Und wie stand es dort, wo allein die Kraft lag, unserm Bau den Schlußstein einzufügen, ohne welchen derselbe unvollendet bleiben und haltlos in sich zerfallen mußte? Wir hatten Alles auf einen Wurf gesetzt – wie, wenn dieser uns abschlug, wenn der Monarch Preußens aus legitimen Bedenken, aus Abneigung gegen eine Krone aus Volkes Hand, oder gegen eine Verfassung, welche ja freilich seinen Willen nach innen ebensosehr beschränkte, wie sie seine Macht nach außen verstärkte, oder aus sonst welchen Rücksichten das Anerbieten, welches wir ihm zu machen kamen, ausschlug? Was dann? Die Zaghafteren unter den Deputationsmitgliedern erinnerten an jenen Ausbruch schlecht verhehlter Bitterkeit, womit König Friedrich Wilhelm IV. einer andern Deputation der Nationalversammlung, beim Dombaufeste zu Köln im August 1848, als sie ihn begrüßte, die Worte zugerufen hatte: „die Versammlung möge nicht vergessen, daß es in Deutschland noch Fürsten gebe, und daß er darunter einer der Ersten sei!“ Die Hoffnungsreicheren beriefen sich dagegen auf die officielle Erklärung der preußischen Regierung nach der ersten Lesung der Reichsverfassung – eine Erklärung, die wenigstens in der Hauptsache eine Uebereinstimmung derselben mit der Mehrheit zu Frankfurt annehmen ließ; Einzelne, angeblich Eingeweihte, wollten auch wohl theils aus eigenem Wissen, theils aus Mittheilungen Gagern’s, der einige Zeit vorher ausdrücklich zu dem Zwecke nach Berlin gereist war, um die dortige Stimmung zu erkunden, sichere Erwartungen eines günstigen Erfolges schöpfen. Ein mit der Eigenthümlichkeit des Königs aus eigener Erfahrung wohlvertrauter Diplomat, Heinrich von Arnim (derselbe, der durch die Märzbewegung zum preußischen Minister des Auswärtigen erhoben worden war und, wie man sagt, den König zu jenem vielberufenen Umritt durch die Stadt, mit der deutschen Fahne in der Hand, vermocht hatte) – Heinrich von Arnim, der ein Stück Weges mit uns fuhr, aber in Neuwied unser Schiff verließ, empfahl uns beim Abschied Geduld, wenn es mit unserer Sendung in Berlin, wie er fürchte, nicht so bald zum Ziel kommen sollte.

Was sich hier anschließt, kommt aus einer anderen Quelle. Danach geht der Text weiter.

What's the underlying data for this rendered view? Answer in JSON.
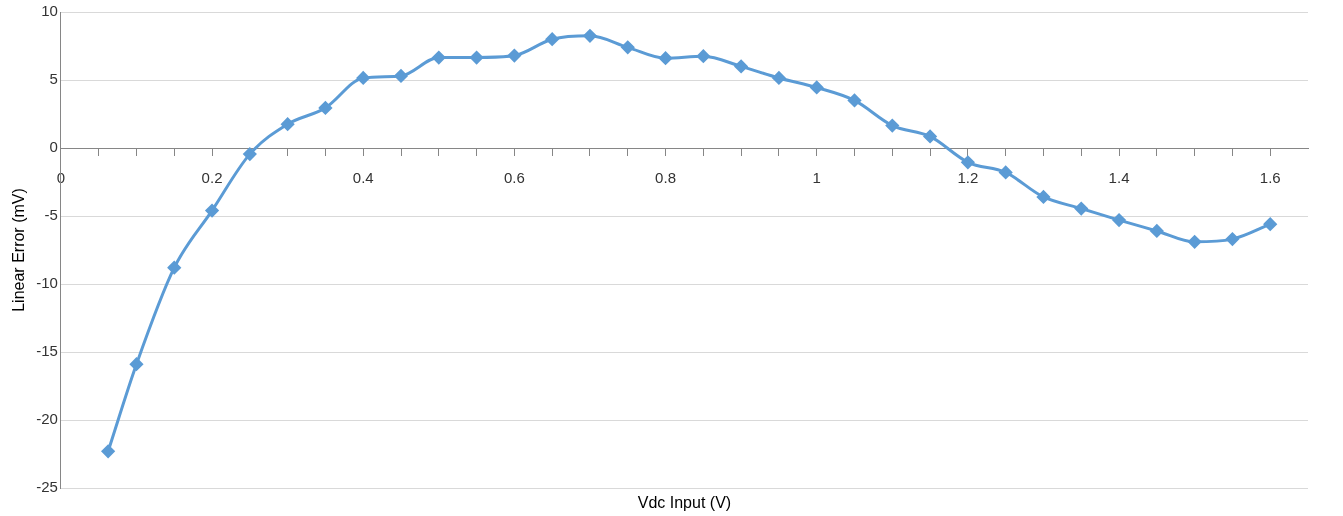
{
  "chart_data": {
    "type": "line",
    "xlabel": "Vdc Input (V)",
    "ylabel": "Linear Error (mV)",
    "x": [
      0.0625,
      0.1,
      0.15,
      0.2,
      0.25,
      0.3,
      0.35,
      0.4,
      0.45,
      0.5,
      0.55,
      0.6,
      0.65,
      0.7,
      0.75,
      0.8,
      0.85,
      0.9,
      0.95,
      1.0,
      1.05,
      1.1,
      1.15,
      1.2,
      1.25,
      1.3,
      1.35,
      1.4,
      1.45,
      1.5,
      1.55,
      1.6
    ],
    "series": [
      {
        "color": "#5b9bd5",
        "values": [
          -22.3,
          -15.9,
          -8.8,
          -4.6,
          -0.45,
          1.75,
          2.95,
          5.15,
          5.3,
          6.65,
          6.65,
          6.8,
          8.0,
          8.25,
          7.4,
          6.6,
          6.75,
          6.0,
          5.15,
          4.45,
          3.5,
          1.65,
          0.85,
          -1.05,
          -1.8,
          -3.6,
          -4.45,
          -5.3,
          -6.1,
          -6.9,
          -6.7,
          -5.6
        ]
      }
    ],
    "xlim": [
      0,
      1.65
    ],
    "xticks": [
      0,
      {
        "value": 0.05,
        "label": null
      },
      0.2,
      {
        "value": 0.1,
        "label": null
      },
      {
        "value": 0.15,
        "label": null
      },
      {
        "value": 0.25,
        "label": null
      },
      {
        "value": 0.3,
        "label": null
      },
      {
        "value": 0.35,
        "label": null
      },
      0.4,
      {
        "value": 0.45,
        "label": null
      },
      {
        "value": 0.5,
        "label": null
      },
      {
        "value": 0.55,
        "label": null
      },
      0.6,
      {
        "value": 0.65,
        "label": null
      },
      {
        "value": 0.7,
        "label": null
      },
      {
        "value": 0.75,
        "label": null
      },
      0.8,
      {
        "value": 0.85,
        "label": null
      },
      {
        "value": 0.9,
        "label": null
      },
      {
        "value": 0.95,
        "label": null
      },
      1,
      {
        "value": 1.05,
        "label": null
      },
      {
        "value": 1.1,
        "label": null
      },
      {
        "value": 1.15,
        "label": null
      },
      1.2,
      {
        "value": 1.25,
        "label": null
      },
      {
        "value": 1.3,
        "label": null
      },
      {
        "value": 1.35,
        "label": null
      },
      1.4,
      {
        "value": 1.45,
        "label": null
      },
      {
        "value": 1.5,
        "label": null
      },
      {
        "value": 1.55,
        "label": null
      },
      1.6
    ],
    "ylim": [
      -25,
      10
    ],
    "yticks": [
      -25,
      -20,
      -15,
      -10,
      -5,
      0,
      5,
      10
    ],
    "grid": "y",
    "legend": false,
    "marker": "diamond",
    "line_style": "solid"
  }
}
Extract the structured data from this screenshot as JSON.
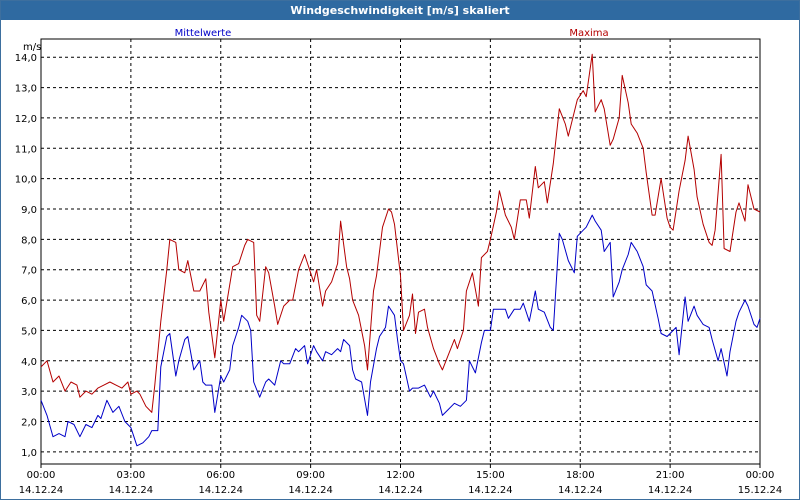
{
  "window": {
    "title": "Windgeschwindigkeit [m/s] skaliert"
  },
  "chart_data": {
    "type": "line",
    "title": "Windgeschwindigkeit [m/s] skaliert",
    "ylabel": "m/s",
    "ylim": [
      0.6,
      14.6
    ],
    "yticks": [
      1.0,
      2.0,
      3.0,
      4.0,
      5.0,
      6.0,
      7.0,
      8.0,
      9.0,
      10.0,
      11.0,
      12.0,
      13.0,
      14.0
    ],
    "ytick_labels": [
      "1,0",
      "2,0",
      "3,0",
      "4,0",
      "5,0",
      "6,0",
      "7,0",
      "8,0",
      "9,0",
      "10,0",
      "11,0",
      "12,0",
      "13,0",
      "14,0"
    ],
    "xlim": [
      0,
      24
    ],
    "xticks": [
      {
        "time": "00:00",
        "date": "14.12.24"
      },
      {
        "time": "03:00",
        "date": "14.12.24"
      },
      {
        "time": "06:00",
        "date": "14.12.24"
      },
      {
        "time": "09:00",
        "date": "14.12.24"
      },
      {
        "time": "12:00",
        "date": "14.12.24"
      },
      {
        "time": "15:00",
        "date": "14.12.24"
      },
      {
        "time": "18:00",
        "date": "14.12.24"
      },
      {
        "time": "21:00",
        "date": "14.12.24"
      },
      {
        "time": "00:00",
        "date": "15.12.24"
      }
    ],
    "grid": true,
    "series": [
      {
        "name": "Mittelwerte",
        "color": "#0000c8",
        "points": [
          [
            0,
            2.7
          ],
          [
            0.2,
            2.2
          ],
          [
            0.4,
            1.5
          ],
          [
            0.6,
            1.6
          ],
          [
            0.8,
            1.5
          ],
          [
            0.9,
            2.0
          ],
          [
            1.1,
            1.9
          ],
          [
            1.3,
            1.5
          ],
          [
            1.5,
            1.9
          ],
          [
            1.7,
            1.8
          ],
          [
            1.9,
            2.2
          ],
          [
            2.0,
            2.1
          ],
          [
            2.2,
            2.7
          ],
          [
            2.4,
            2.3
          ],
          [
            2.6,
            2.5
          ],
          [
            2.8,
            2.0
          ],
          [
            3.0,
            1.8
          ],
          [
            3.1,
            1.5
          ],
          [
            3.2,
            1.2
          ],
          [
            3.4,
            1.3
          ],
          [
            3.6,
            1.5
          ],
          [
            3.7,
            1.7
          ],
          [
            3.9,
            1.7
          ],
          [
            4.0,
            3.8
          ],
          [
            4.2,
            4.8
          ],
          [
            4.3,
            4.9
          ],
          [
            4.5,
            3.5
          ],
          [
            4.6,
            4.0
          ],
          [
            4.8,
            4.7
          ],
          [
            4.9,
            4.8
          ],
          [
            5.1,
            3.7
          ],
          [
            5.3,
            4.0
          ],
          [
            5.4,
            3.3
          ],
          [
            5.5,
            3.2
          ],
          [
            5.7,
            3.2
          ],
          [
            5.8,
            2.3
          ],
          [
            6.0,
            3.5
          ],
          [
            6.1,
            3.3
          ],
          [
            6.3,
            3.7
          ],
          [
            6.4,
            4.5
          ],
          [
            6.6,
            5.1
          ],
          [
            6.7,
            5.5
          ],
          [
            6.9,
            5.3
          ],
          [
            7.0,
            5.0
          ],
          [
            7.1,
            3.3
          ],
          [
            7.3,
            2.8
          ],
          [
            7.5,
            3.3
          ],
          [
            7.6,
            3.4
          ],
          [
            7.8,
            3.2
          ],
          [
            8.0,
            4.0
          ],
          [
            8.1,
            3.9
          ],
          [
            8.3,
            3.9
          ],
          [
            8.5,
            4.4
          ],
          [
            8.6,
            4.3
          ],
          [
            8.8,
            4.5
          ],
          [
            8.9,
            3.9
          ],
          [
            9.1,
            4.5
          ],
          [
            9.2,
            4.3
          ],
          [
            9.4,
            4.0
          ],
          [
            9.5,
            4.3
          ],
          [
            9.7,
            4.2
          ],
          [
            9.9,
            4.4
          ],
          [
            10.0,
            4.3
          ],
          [
            10.1,
            4.7
          ],
          [
            10.3,
            4.5
          ],
          [
            10.4,
            3.7
          ],
          [
            10.5,
            3.4
          ],
          [
            10.7,
            3.3
          ],
          [
            10.9,
            2.2
          ],
          [
            11.0,
            3.3
          ],
          [
            11.2,
            4.4
          ],
          [
            11.3,
            4.8
          ],
          [
            11.5,
            5.1
          ],
          [
            11.6,
            5.8
          ],
          [
            11.8,
            5.5
          ],
          [
            11.9,
            4.7
          ],
          [
            12.0,
            4.0
          ],
          [
            12.1,
            3.9
          ],
          [
            12.3,
            3.0
          ],
          [
            12.4,
            3.1
          ],
          [
            12.6,
            3.1
          ],
          [
            12.8,
            3.2
          ],
          [
            13.0,
            2.8
          ],
          [
            13.1,
            3.0
          ],
          [
            13.3,
            2.6
          ],
          [
            13.4,
            2.2
          ],
          [
            13.6,
            2.4
          ],
          [
            13.8,
            2.6
          ],
          [
            14.0,
            2.5
          ],
          [
            14.2,
            2.7
          ],
          [
            14.3,
            4.0
          ],
          [
            14.5,
            3.6
          ],
          [
            14.7,
            4.6
          ],
          [
            14.8,
            5.0
          ],
          [
            15.0,
            5.0
          ],
          [
            15.1,
            5.7
          ],
          [
            15.3,
            5.7
          ],
          [
            15.5,
            5.7
          ],
          [
            15.6,
            5.4
          ],
          [
            15.8,
            5.7
          ],
          [
            16.0,
            5.7
          ],
          [
            16.1,
            5.9
          ],
          [
            16.3,
            5.3
          ],
          [
            16.5,
            6.3
          ],
          [
            16.6,
            5.7
          ],
          [
            16.8,
            5.6
          ],
          [
            17.0,
            5.1
          ],
          [
            17.1,
            5.0
          ],
          [
            17.3,
            8.2
          ],
          [
            17.4,
            8.0
          ],
          [
            17.6,
            7.3
          ],
          [
            17.8,
            6.9
          ],
          [
            17.9,
            8.1
          ],
          [
            18.1,
            8.3
          ],
          [
            18.2,
            8.4
          ],
          [
            18.4,
            8.8
          ],
          [
            18.5,
            8.6
          ],
          [
            18.7,
            8.3
          ],
          [
            18.8,
            7.6
          ],
          [
            19.0,
            7.9
          ],
          [
            19.1,
            6.1
          ],
          [
            19.3,
            6.6
          ],
          [
            19.4,
            7.0
          ],
          [
            19.6,
            7.5
          ],
          [
            19.7,
            7.9
          ],
          [
            19.9,
            7.6
          ],
          [
            20.1,
            7.1
          ],
          [
            20.2,
            6.5
          ],
          [
            20.4,
            6.3
          ],
          [
            20.6,
            5.4
          ],
          [
            20.7,
            4.9
          ],
          [
            20.9,
            4.8
          ],
          [
            21.0,
            4.9
          ],
          [
            21.2,
            5.1
          ],
          [
            21.3,
            4.2
          ],
          [
            21.5,
            6.1
          ],
          [
            21.6,
            5.3
          ],
          [
            21.8,
            5.8
          ],
          [
            21.9,
            5.5
          ],
          [
            22.1,
            5.2
          ],
          [
            22.3,
            5.1
          ],
          [
            22.4,
            4.7
          ],
          [
            22.6,
            4.0
          ],
          [
            22.7,
            4.4
          ],
          [
            22.9,
            3.5
          ],
          [
            23.0,
            4.3
          ],
          [
            23.2,
            5.3
          ],
          [
            23.3,
            5.6
          ],
          [
            23.5,
            6.0
          ],
          [
            23.6,
            5.8
          ],
          [
            23.8,
            5.2
          ],
          [
            23.9,
            5.1
          ],
          [
            24.0,
            5.4
          ]
        ]
      },
      {
        "name": "Maxima",
        "color": "#b40000",
        "points": [
          [
            0,
            3.8
          ],
          [
            0.2,
            4.0
          ],
          [
            0.4,
            3.3
          ],
          [
            0.6,
            3.5
          ],
          [
            0.8,
            3.0
          ],
          [
            1.0,
            3.3
          ],
          [
            1.2,
            3.2
          ],
          [
            1.3,
            2.8
          ],
          [
            1.5,
            3.0
          ],
          [
            1.7,
            2.9
          ],
          [
            1.9,
            3.1
          ],
          [
            2.1,
            3.2
          ],
          [
            2.3,
            3.3
          ],
          [
            2.5,
            3.2
          ],
          [
            2.7,
            3.1
          ],
          [
            2.9,
            3.3
          ],
          [
            3.0,
            2.9
          ],
          [
            3.2,
            3.0
          ],
          [
            3.3,
            2.9
          ],
          [
            3.5,
            2.5
          ],
          [
            3.7,
            2.3
          ],
          [
            3.8,
            3.2
          ],
          [
            4.0,
            5.3
          ],
          [
            4.2,
            7.0
          ],
          [
            4.3,
            8.0
          ],
          [
            4.5,
            7.9
          ],
          [
            4.6,
            7.0
          ],
          [
            4.8,
            6.9
          ],
          [
            4.9,
            7.3
          ],
          [
            5.1,
            6.3
          ],
          [
            5.3,
            6.3
          ],
          [
            5.5,
            6.7
          ],
          [
            5.6,
            5.6
          ],
          [
            5.8,
            4.1
          ],
          [
            6.0,
            6.0
          ],
          [
            6.1,
            5.3
          ],
          [
            6.3,
            6.5
          ],
          [
            6.4,
            7.1
          ],
          [
            6.6,
            7.2
          ],
          [
            6.8,
            7.8
          ],
          [
            6.9,
            8.0
          ],
          [
            7.1,
            7.9
          ],
          [
            7.2,
            5.5
          ],
          [
            7.3,
            5.3
          ],
          [
            7.5,
            7.1
          ],
          [
            7.6,
            6.9
          ],
          [
            7.8,
            5.8
          ],
          [
            7.9,
            5.2
          ],
          [
            8.1,
            5.8
          ],
          [
            8.3,
            6.0
          ],
          [
            8.4,
            6.0
          ],
          [
            8.6,
            7.0
          ],
          [
            8.8,
            7.5
          ],
          [
            8.9,
            7.2
          ],
          [
            9.1,
            6.6
          ],
          [
            9.2,
            7.0
          ],
          [
            9.4,
            5.8
          ],
          [
            9.5,
            6.3
          ],
          [
            9.7,
            6.6
          ],
          [
            9.9,
            7.2
          ],
          [
            10.0,
            8.6
          ],
          [
            10.2,
            7.1
          ],
          [
            10.3,
            6.7
          ],
          [
            10.4,
            6.0
          ],
          [
            10.6,
            5.5
          ],
          [
            10.8,
            4.5
          ],
          [
            10.9,
            3.7
          ],
          [
            11.1,
            6.3
          ],
          [
            11.2,
            6.8
          ],
          [
            11.4,
            8.4
          ],
          [
            11.6,
            9.0
          ],
          [
            11.7,
            8.9
          ],
          [
            11.8,
            8.5
          ],
          [
            12.0,
            6.8
          ],
          [
            12.1,
            5.0
          ],
          [
            12.3,
            5.5
          ],
          [
            12.4,
            6.2
          ],
          [
            12.5,
            4.9
          ],
          [
            12.6,
            5.6
          ],
          [
            12.8,
            5.7
          ],
          [
            12.9,
            5.1
          ],
          [
            13.1,
            4.4
          ],
          [
            13.3,
            3.9
          ],
          [
            13.4,
            3.7
          ],
          [
            13.6,
            4.2
          ],
          [
            13.8,
            4.7
          ],
          [
            13.9,
            4.4
          ],
          [
            14.1,
            5.0
          ],
          [
            14.2,
            6.3
          ],
          [
            14.4,
            6.9
          ],
          [
            14.6,
            5.8
          ],
          [
            14.7,
            7.4
          ],
          [
            14.9,
            7.6
          ],
          [
            15.0,
            8.0
          ],
          [
            15.2,
            8.9
          ],
          [
            15.3,
            9.6
          ],
          [
            15.5,
            8.8
          ],
          [
            15.7,
            8.4
          ],
          [
            15.8,
            8.0
          ],
          [
            16.0,
            9.3
          ],
          [
            16.2,
            9.3
          ],
          [
            16.3,
            8.7
          ],
          [
            16.5,
            10.4
          ],
          [
            16.6,
            9.7
          ],
          [
            16.8,
            9.9
          ],
          [
            16.9,
            9.2
          ],
          [
            17.1,
            10.5
          ],
          [
            17.3,
            12.3
          ],
          [
            17.5,
            11.8
          ],
          [
            17.6,
            11.4
          ],
          [
            17.8,
            12.2
          ],
          [
            17.9,
            12.6
          ],
          [
            18.1,
            12.9
          ],
          [
            18.2,
            12.7
          ],
          [
            18.4,
            14.1
          ],
          [
            18.5,
            12.2
          ],
          [
            18.7,
            12.6
          ],
          [
            18.8,
            12.3
          ],
          [
            19.0,
            11.1
          ],
          [
            19.1,
            11.3
          ],
          [
            19.3,
            12.0
          ],
          [
            19.4,
            13.4
          ],
          [
            19.6,
            12.5
          ],
          [
            19.7,
            11.8
          ],
          [
            19.9,
            11.5
          ],
          [
            20.1,
            11.0
          ],
          [
            20.2,
            10.2
          ],
          [
            20.4,
            8.8
          ],
          [
            20.5,
            8.8
          ],
          [
            20.7,
            10.0
          ],
          [
            20.9,
            8.7
          ],
          [
            21.0,
            8.4
          ],
          [
            21.1,
            8.3
          ],
          [
            21.3,
            9.6
          ],
          [
            21.5,
            10.6
          ],
          [
            21.6,
            11.4
          ],
          [
            21.8,
            10.3
          ],
          [
            21.9,
            9.4
          ],
          [
            22.1,
            8.5
          ],
          [
            22.3,
            7.9
          ],
          [
            22.4,
            7.8
          ],
          [
            22.5,
            8.3
          ],
          [
            22.7,
            10.8
          ],
          [
            22.8,
            7.7
          ],
          [
            23.0,
            7.6
          ],
          [
            23.2,
            8.9
          ],
          [
            23.3,
            9.2
          ],
          [
            23.5,
            8.6
          ],
          [
            23.6,
            9.8
          ],
          [
            23.8,
            9.0
          ],
          [
            24.0,
            8.9
          ]
        ]
      }
    ]
  }
}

Die nächsten Eindrücke waren einer hoffnungsreicheren Auffassung unserer Sendung wenig günstig. Im Sommer vorher, als wir, die feierliche Deputation der Nationalversammlung zum Domfest, gleichfalls hier zu Thale fuhren, hatte uns allenthalben lauter Jubel und herzliche Verehrung begrüßt. Ganze Ortschaften waren uns von den Dörfern und den kleinen Städten aus längs dem Ufer hin, festlich geputzt, mit wehenden Fahnen, meist einen Priester an der Spitze, entgegen gewallt. In Coblenz hatte die Bürgerwehr paradirt. Von Köln aus war man weit den Strom herauf zu unsrer Einholung gekommen.
Von alledem fand jetzt nichts, oder das gerade Gegentheil statt. Wie verödet, lagen zu beiden Seiten die Ufer des Rhein, und wenn sich ja hier und da neugierige Gruppen sehen ließen, so warfen sie mehr mißtrauische oder übelwollende, als theilnehmende Blicke zu uns herüber. Diese Erscheinung war zwar nicht erfreulich, aber wohl erklärlich: die Bevölkerung längs des Rhein war überwiegend entweder streng katholisch, oder demokratisch, mancher Orten auch wohl beides zugleich; weder der einen noch der andern dieser Richtungen aber konnte unsere Sendung – zur Einholung eines monarchischen und protestantischen Reichsoberhauptes – sympathisch sein. In Köln, wo wir das erste Nachtquartier machten, wurden wir zwar von einer Deputation eines constitutionell-nationalen Vereins mit feierlicher Anrede empfangen, dafür brachte uns aber ein lärmender Haufe eine Katzenmusik in bester Form, und die löbliche Polizei ließ denselben ziemlich lange ungestört gewähren.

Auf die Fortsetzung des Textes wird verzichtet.